Senate Republicans ‘Have Declared War’ On The ADA, Says Duckworth
Never mind the ACA. Let’s gut the ADA.
Senate Republicans, unsuccessful (so far) in ridding the nation of the pesky Affordable Care Act, have decided to follow the alphabet one letter forward and are taking aim at another favorite conservative punching bag, the Americans with Disabilities Act. Sen. Tammy Duckworth, (D-Ill.) accused her Republican colleagues of “declaring war on the ADA.”
Seizing on the national crisis presented by the novel coronavirus and Covid-19 and focusing on protecting businesses from liability while ignoring the bleeding coffers of states, cities and hospitals, they have troweled anti-ADA language into the Senate version of the latest pandemic relief bill. Their proposed legislation, called the HEALS Act and bundling several other proposals into one, strips liability away from employers and property owners who choose to do anything other than claim they have made all reasonable accommodations to persons with disabilities. And while the President and Chief Cheerleader Donald Trump continues to insist that the threat of the virus will “go away,” the concerned and cautious Republican senators behind this provision of the bill have drafted it so that these liability protections will remain in force until October 2024 or whenever the public health emergency is declared over, whichever comes first.
And it’s not just the ADA. The legislation takes an extremely broad swipe at a wide range of vulnerable populations along with ordinary workers.
For example, it extends these protections to employers who might feel exposed to the vicious vicissitudes of old people, who are themselves usually protected under the Age Discrimination in Employment Act of 1967. This approach stakes out yet another area where the concerns of olders and the about disabled discrimination overlap.
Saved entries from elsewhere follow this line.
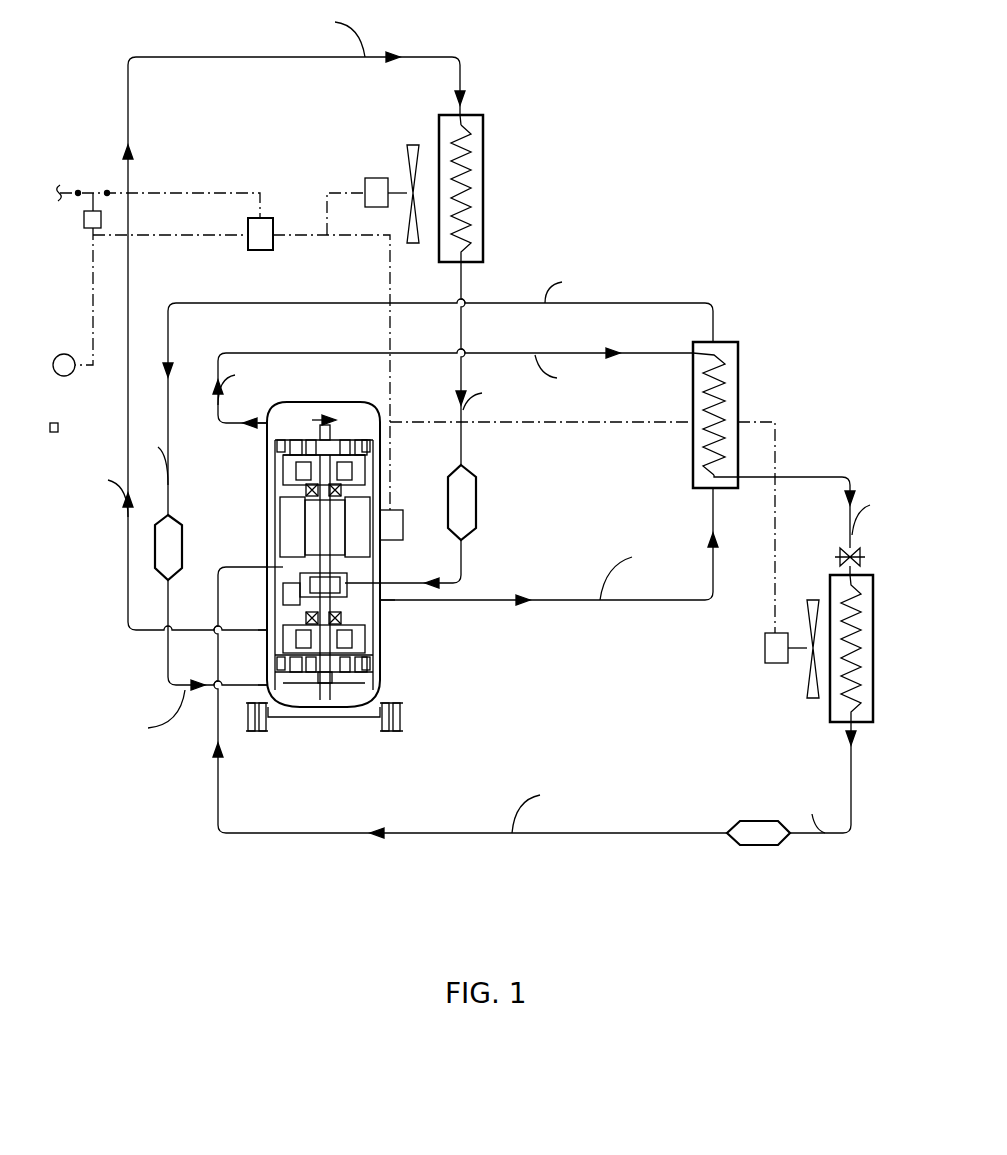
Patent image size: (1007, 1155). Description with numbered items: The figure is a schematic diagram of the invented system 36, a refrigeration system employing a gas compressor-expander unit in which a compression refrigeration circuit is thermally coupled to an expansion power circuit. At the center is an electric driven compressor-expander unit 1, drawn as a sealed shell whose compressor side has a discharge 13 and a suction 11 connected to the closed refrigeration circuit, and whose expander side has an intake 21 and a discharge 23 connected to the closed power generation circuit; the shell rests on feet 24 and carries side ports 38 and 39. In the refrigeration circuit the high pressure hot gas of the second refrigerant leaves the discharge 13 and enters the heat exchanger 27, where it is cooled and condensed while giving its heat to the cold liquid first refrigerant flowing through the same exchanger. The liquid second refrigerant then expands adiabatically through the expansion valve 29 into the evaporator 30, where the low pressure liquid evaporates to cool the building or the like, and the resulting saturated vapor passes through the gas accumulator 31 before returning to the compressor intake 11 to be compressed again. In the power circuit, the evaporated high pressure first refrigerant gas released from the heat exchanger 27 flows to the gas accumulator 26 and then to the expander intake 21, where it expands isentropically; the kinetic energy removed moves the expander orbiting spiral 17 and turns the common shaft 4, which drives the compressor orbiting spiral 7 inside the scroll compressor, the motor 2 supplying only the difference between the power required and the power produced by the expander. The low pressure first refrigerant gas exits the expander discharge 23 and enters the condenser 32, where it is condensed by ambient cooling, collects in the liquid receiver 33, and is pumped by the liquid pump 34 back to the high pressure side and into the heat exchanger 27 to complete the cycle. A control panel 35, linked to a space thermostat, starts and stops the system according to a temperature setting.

The compressor-expander unit 1 is at (305, 745).
The motor 2 is at (302, 517).
The common shaft 4 is at (310, 552).
The compressor orbiting spiral 7 is at (280, 433).
The suction 11 is at (265, 565).
The discharge 13 is at (258, 423).
The expander orbiting spiral 17 is at (360, 655).
The expander intake 21 is at (265, 685).
The expander discharge 23 is at (265, 625).
The mounting feet 24 is at (400, 728).
The gas accumulator 26 is at (157, 568).
The heat exchanger 27 is at (742, 410).
The expansion valve 29 is at (862, 558).
The evaporator 30 is at (876, 648).
The gas accumulator 31 is at (755, 847).
The condenser 32 is at (485, 150).
The liquid receiver 33 is at (477, 510).
The liquid pump 34 is at (300, 578).
The control panel 35 is at (273, 222).
The system 36 is at (160, 890).
The port 38 is at (400, 583).
The outlet port 39 is at (400, 602).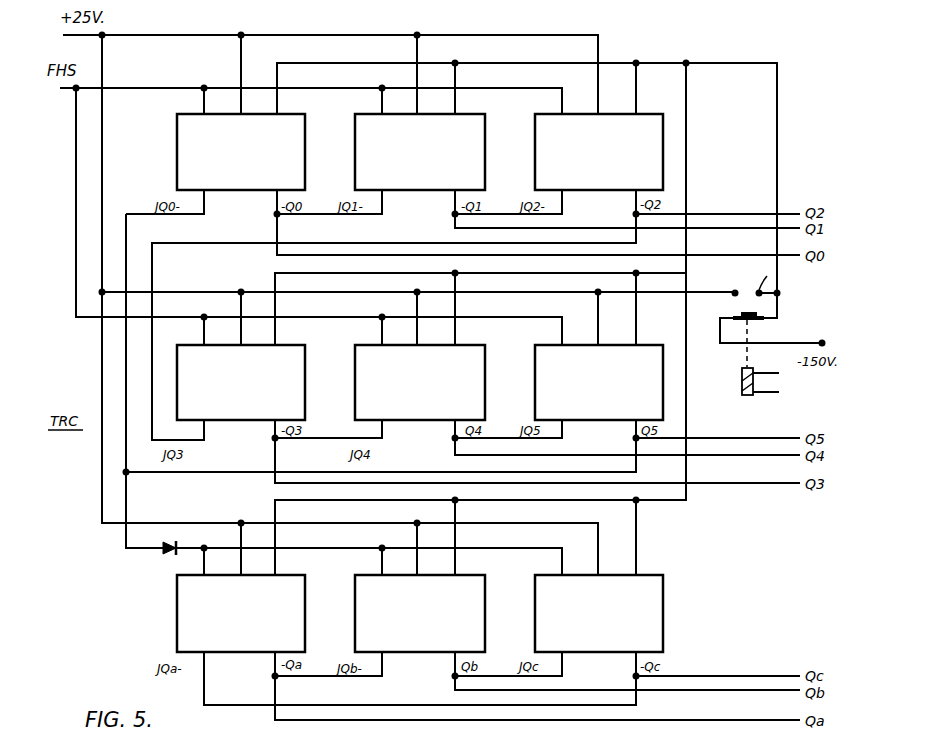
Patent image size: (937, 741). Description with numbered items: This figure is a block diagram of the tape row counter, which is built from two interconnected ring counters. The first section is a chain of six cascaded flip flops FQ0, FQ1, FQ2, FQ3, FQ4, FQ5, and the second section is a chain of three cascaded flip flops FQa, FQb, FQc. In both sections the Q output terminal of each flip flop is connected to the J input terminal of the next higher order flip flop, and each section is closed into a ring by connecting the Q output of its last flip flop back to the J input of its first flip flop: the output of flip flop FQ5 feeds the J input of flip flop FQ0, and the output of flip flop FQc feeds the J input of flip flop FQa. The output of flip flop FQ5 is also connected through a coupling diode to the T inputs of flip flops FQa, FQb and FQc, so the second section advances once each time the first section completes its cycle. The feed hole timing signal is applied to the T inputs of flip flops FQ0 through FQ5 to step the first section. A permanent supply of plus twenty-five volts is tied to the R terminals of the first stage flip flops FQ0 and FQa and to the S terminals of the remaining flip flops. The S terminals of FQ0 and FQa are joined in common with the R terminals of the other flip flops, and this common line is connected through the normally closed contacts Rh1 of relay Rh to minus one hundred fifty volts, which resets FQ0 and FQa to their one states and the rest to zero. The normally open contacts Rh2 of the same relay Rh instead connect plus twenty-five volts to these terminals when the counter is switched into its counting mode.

The flip flop FQ0 is at (241, 152).
The flip flop FQ1 is at (420, 152).
The flip flop FQ2 is at (599, 152).
The flip flop FQ3 is at (241, 382).
The flip flop FQ4 is at (420, 382).
The flip flop FQ5 is at (599, 382).
The flip flop FQa is at (241, 613).
The flip flop FQb is at (420, 613).
The flip flop FQc is at (599, 613).
The relay Rh is at (760, 371).
The normally closed contacts Rh1 is at (762, 320).
The normally open contacts Rh2 is at (751, 279).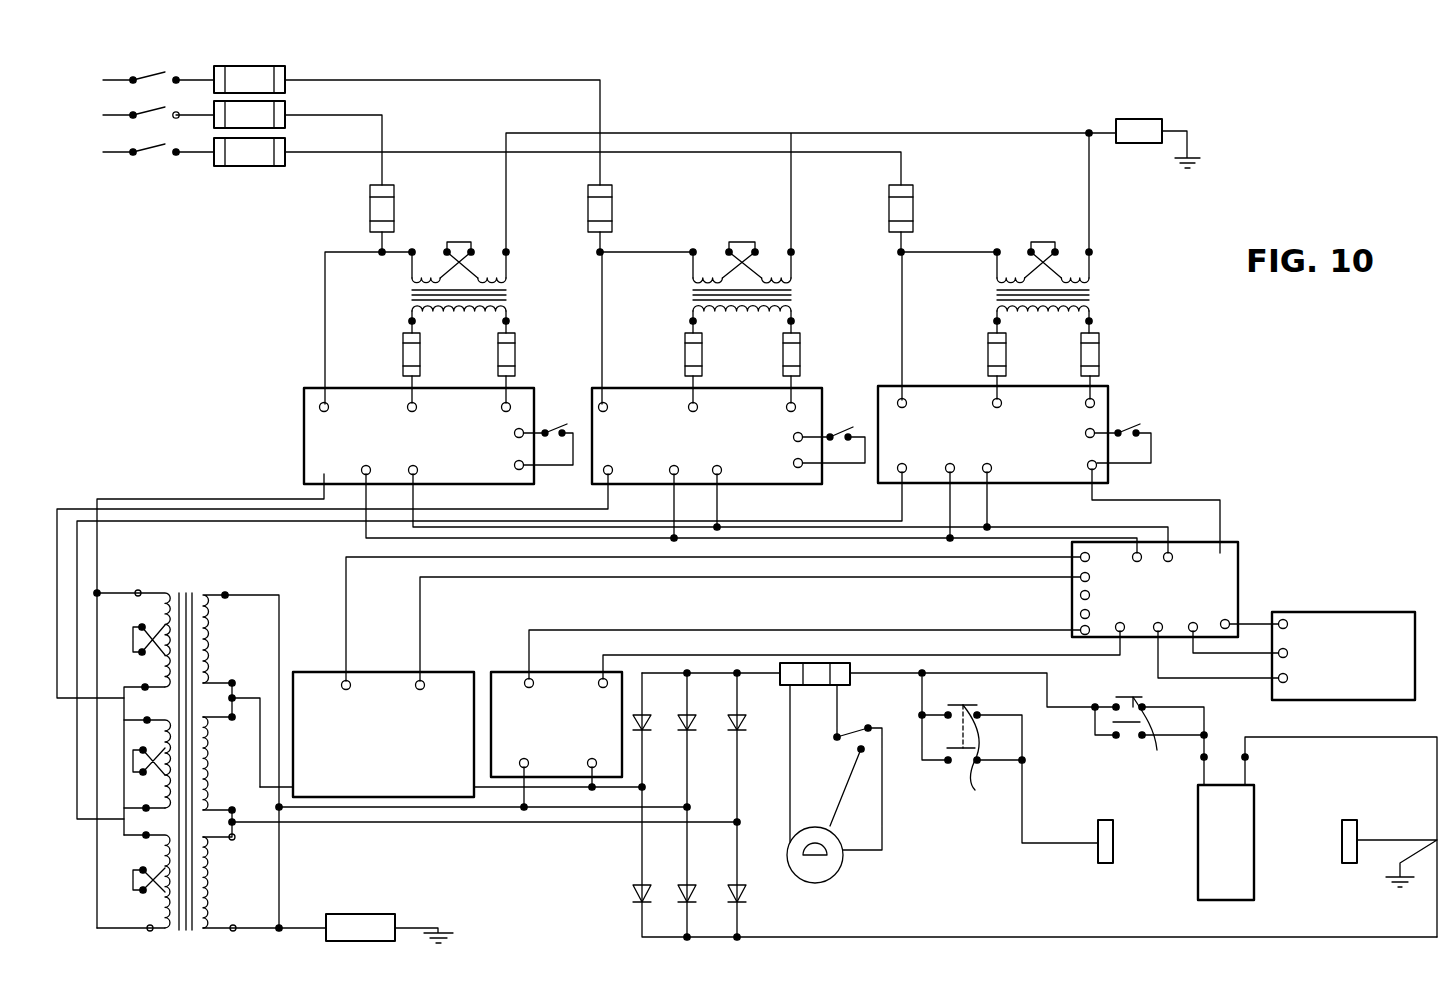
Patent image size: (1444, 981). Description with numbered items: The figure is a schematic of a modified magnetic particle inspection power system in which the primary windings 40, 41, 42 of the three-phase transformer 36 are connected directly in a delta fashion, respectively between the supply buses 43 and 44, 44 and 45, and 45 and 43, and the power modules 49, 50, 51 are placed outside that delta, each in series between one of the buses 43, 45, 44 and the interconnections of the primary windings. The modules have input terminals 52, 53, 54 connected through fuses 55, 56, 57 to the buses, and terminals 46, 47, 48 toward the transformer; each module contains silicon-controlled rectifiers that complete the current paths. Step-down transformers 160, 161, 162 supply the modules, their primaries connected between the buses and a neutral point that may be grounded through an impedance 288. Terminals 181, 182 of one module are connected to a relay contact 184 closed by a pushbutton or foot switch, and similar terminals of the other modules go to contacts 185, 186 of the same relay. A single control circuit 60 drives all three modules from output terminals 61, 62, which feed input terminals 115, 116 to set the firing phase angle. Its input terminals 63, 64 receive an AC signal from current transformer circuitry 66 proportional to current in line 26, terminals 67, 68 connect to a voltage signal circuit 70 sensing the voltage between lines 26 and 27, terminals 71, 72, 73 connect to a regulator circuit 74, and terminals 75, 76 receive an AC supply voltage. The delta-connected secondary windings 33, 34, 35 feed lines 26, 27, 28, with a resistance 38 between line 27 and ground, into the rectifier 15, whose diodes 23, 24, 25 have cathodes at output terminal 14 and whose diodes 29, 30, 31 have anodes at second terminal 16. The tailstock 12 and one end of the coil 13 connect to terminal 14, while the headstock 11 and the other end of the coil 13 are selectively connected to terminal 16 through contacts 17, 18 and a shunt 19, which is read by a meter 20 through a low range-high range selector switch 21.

The three-phase power input bus 43 is at (398, 80).
The three-phase power input bus 44 is at (367, 115).
The three-phase power input bus 45 is at (398, 151).
The impedance 288 is at (1140, 122).
The fuse 57 is at (388, 213).
The fuse 55 is at (608, 213).
The fuse 56 is at (910, 213).
The step-down transformer 162 is at (512, 300).
The step-down transformer 160 is at (798, 294).
The step-down transformer 161 is at (1102, 291).
The power module 51 is at (303, 388).
The power module 49 is at (592, 388).
The power module 50 is at (890, 386).
The input terminal 54 is at (330, 403).
The input terminal 52 is at (607, 403).
The input terminal 53 is at (906, 399).
The relay contact 186 is at (547, 430).
The terminal 182 is at (805, 433).
The relay contact 184 is at (848, 445).
The relay contact 185 is at (1121, 432).
The terminal 181 is at (800, 469).
The power module terminal 48 is at (319, 470).
The power module terminal 46 is at (610, 476).
The power module terminal 47 is at (903, 474).
The input terminal 116 is at (676, 476).
The input terminal 115 is at (719, 476).
The control circuit 60 is at (1232, 573).
The input terminal 64 is at (1082, 553).
The output terminal 62 is at (1134, 553).
The output terminal 61 is at (1172, 552).
The input terminal 63 is at (1080, 594).
The terminal 75 is at (1080, 614).
The terminal 76 is at (1080, 630).
The terminal 67 is at (1085, 640).
The terminal 68 is at (1123, 633).
The terminal 73 is at (1160, 633).
The terminal 72 is at (1195, 633).
The terminal 71 is at (1229, 620).
The regulator circuit 74 is at (1372, 612).
The current transformer circuitry 66 is at (442, 672).
The voltage signal circuit 70 is at (553, 678).
The line 26 is at (570, 789).
The line 27 is at (543, 809).
The line 28 is at (450, 824).
The rectifier 15 is at (1011, 806).
The diode 29 is at (643, 716).
The diode 30 is at (688, 716).
The diode 31 is at (743, 718).
The diode 23 is at (642, 885).
The diode 24 is at (686, 884).
The diode 25 is at (753, 858).
The output terminal 14 is at (740, 938).
The second terminal 16 is at (738, 673).
The shunt 19 is at (810, 686).
The low range-high range selector switch 21 is at (877, 738).
The meter 20 is at (833, 873).
The contact 17 is at (1008, 760).
The headstock 11 is at (1098, 852).
The contact 18 is at (1151, 741).
The coil 13 is at (1243, 803).
The tailstock 12 is at (1360, 832).
The three-phase transformer 36 is at (183, 590).
The primary winding 41 is at (158, 647).
The primary winding 40 is at (165, 742).
The primary winding 42 is at (167, 903).
The secondary winding 34 is at (208, 640).
The secondary winding 33 is at (208, 765).
The secondary winding 35 is at (212, 878).
The resistance 38 is at (372, 920).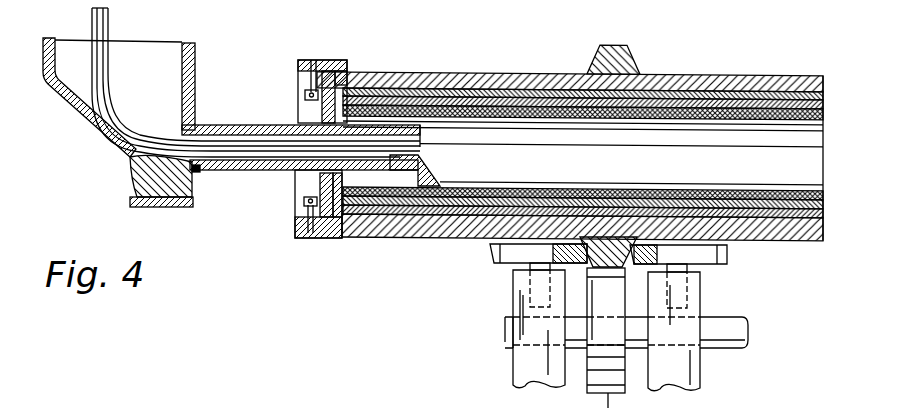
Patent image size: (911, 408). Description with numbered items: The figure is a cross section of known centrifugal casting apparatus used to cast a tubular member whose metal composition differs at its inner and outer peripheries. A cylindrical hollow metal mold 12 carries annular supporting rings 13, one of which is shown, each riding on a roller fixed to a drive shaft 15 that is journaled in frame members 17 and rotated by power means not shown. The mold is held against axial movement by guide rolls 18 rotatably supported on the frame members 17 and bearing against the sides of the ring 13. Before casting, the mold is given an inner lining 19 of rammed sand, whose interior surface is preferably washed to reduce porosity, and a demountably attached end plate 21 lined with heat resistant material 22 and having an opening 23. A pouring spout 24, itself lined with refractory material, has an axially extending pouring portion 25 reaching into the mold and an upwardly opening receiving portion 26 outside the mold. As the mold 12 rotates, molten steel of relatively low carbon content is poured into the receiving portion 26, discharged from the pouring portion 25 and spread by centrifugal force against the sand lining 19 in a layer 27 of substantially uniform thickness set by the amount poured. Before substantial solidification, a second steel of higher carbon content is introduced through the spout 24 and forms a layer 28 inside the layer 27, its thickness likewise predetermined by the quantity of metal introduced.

In a blistering speech on the Senate floor on Wednesday evening, Sen. Tammy Duckworth (D-Ill.), an Iraq war veteran who uses a wheelchair due to devastating battle wounds that almost cost her life, invoked the landmark civil rights signed into law by a Republican president. The 30th anniversary of that signing took place less than two weeks ago, she reminded her colleagues. She said she was speaking out with “a sense of frustration as I watch my Republican colleagues—including ones who once championed the ADA—attempt to reconstruct, brick by brick, the shameful wall of exclusion that Congress sought to tear down three decades ago.”
Duckworth likely spoke to an empty chamber – a vacancy emblematic of the Republicans’ comprehension of the damage being done by the pandemic to American workers.
In its current form, the act, if passed, would present what the National Law Review called a “monumental challenge” for plaintiffs seeking relief from a coronavirus-related injury. Plaintiffs would have to prove that the defendant acted with “conscious” disregard for their safety. In cases where the plaintiff alleges discrimination based on disability, the defendant would merely have to point to an existing company or organization statement that it was doing its best to comply with the ADA.
Duckworth called on her absent Republican colleagues to “abandon efforts to gut the ADA, once and for all.”
Because of new protections for property owners – including those who own older-care and nursing facilities — the act would be an effective shield against the dangers arising from mass institutionalization and thus an increased likelihood of exposure to the virus, which is extremely efficient at killing people with intellectual and developmental disabilities.
“Disability rights are human rights, and these civil rights must never become optional benefits that can be taken away whenever it’s convenient or cheaper for employers and those in power,” declared Duckworth.
As the proposed legislation took shape early this week, opponents took aim The National Federation of the Blind called on the Senate to remove language it said would “eliminate critical protections” from the ADA. John Pare, Executive Director for Advocacy & Policy at the NFB, the largest organization of blind people in the country, said the ADA already contains sufficient flexibility and adaptability to cover situations such as the pandemic. The NFB is “absolutely opposed” to the section of the act titled “Public Accommodation Laws.” The NFB noted in a statement that Titles I and III of the ADA, which the legislation names already provide an exception for undue burden and hardship. “It makes little sense to further burden disabled Americans by placing additional barriers in our paths,” said Pare.